Dataproc Cookbook: Running Spark and Hadoop Workloads in Google Cloud
- Length: 436 pages
- Edition: 1st
- Language: English
- Publisher: O'Reilly Media
- Publication Date: 2025/07/08
- ISBN-10: 1098157702
- ISBN-13: 9781098157708
Want to build big data solutions in Google Cloud? Dataproc Cookbook is your hands-on guide to mastering Dataproc and the essential GCP fundamentals–like networking, security, monitoring, and cost optimization–that apply across Google Cloud services.

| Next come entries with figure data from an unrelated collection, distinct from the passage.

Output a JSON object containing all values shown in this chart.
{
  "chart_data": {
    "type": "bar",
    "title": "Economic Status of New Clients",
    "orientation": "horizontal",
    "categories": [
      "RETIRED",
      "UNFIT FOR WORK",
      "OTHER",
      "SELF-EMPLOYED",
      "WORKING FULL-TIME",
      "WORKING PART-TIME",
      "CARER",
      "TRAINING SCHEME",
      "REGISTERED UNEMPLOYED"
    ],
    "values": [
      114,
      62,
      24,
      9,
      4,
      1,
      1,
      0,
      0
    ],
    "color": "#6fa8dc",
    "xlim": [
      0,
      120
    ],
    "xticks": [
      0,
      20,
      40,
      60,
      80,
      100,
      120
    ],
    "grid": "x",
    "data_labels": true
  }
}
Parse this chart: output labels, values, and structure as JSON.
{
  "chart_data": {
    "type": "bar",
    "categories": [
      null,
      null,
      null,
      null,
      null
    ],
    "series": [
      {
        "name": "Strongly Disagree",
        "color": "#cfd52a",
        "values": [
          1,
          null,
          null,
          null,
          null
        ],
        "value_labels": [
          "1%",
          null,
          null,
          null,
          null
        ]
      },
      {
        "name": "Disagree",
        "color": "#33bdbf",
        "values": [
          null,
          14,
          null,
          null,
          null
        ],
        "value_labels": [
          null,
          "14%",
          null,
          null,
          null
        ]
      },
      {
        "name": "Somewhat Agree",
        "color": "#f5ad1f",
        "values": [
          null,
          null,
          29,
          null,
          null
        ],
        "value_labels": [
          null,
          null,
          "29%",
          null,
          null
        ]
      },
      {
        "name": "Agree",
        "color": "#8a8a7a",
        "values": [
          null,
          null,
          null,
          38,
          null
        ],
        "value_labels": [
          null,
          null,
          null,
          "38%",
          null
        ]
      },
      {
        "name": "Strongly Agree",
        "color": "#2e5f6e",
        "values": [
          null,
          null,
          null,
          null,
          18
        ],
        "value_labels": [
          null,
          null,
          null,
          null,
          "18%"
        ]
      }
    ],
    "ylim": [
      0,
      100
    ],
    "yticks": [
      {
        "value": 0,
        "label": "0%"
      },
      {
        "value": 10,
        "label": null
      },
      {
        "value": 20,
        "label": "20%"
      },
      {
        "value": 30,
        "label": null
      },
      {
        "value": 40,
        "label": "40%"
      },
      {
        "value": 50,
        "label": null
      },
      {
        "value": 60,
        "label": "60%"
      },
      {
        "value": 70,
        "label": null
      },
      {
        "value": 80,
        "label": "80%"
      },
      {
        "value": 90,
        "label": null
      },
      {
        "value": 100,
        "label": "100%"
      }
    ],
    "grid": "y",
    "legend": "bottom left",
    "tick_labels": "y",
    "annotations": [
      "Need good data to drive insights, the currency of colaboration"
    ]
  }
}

Learn practical skills that not only fast-track your Dataproc expertise, but also help you succeed with a wide range of GCP technologies.
Written by data experts Narasimha Sadineni and Anu Venkataraman, this cookbook tackles real-world use cases like serverless Spark jobs, Kubernetes-native deployments, and cost-optimized data lake workflows. You’ll learn how to create ephemeral and persistent Dataproc clusters, run secure data science workloads, implement monitoring solutions, and plan effective migration and optimization strategies.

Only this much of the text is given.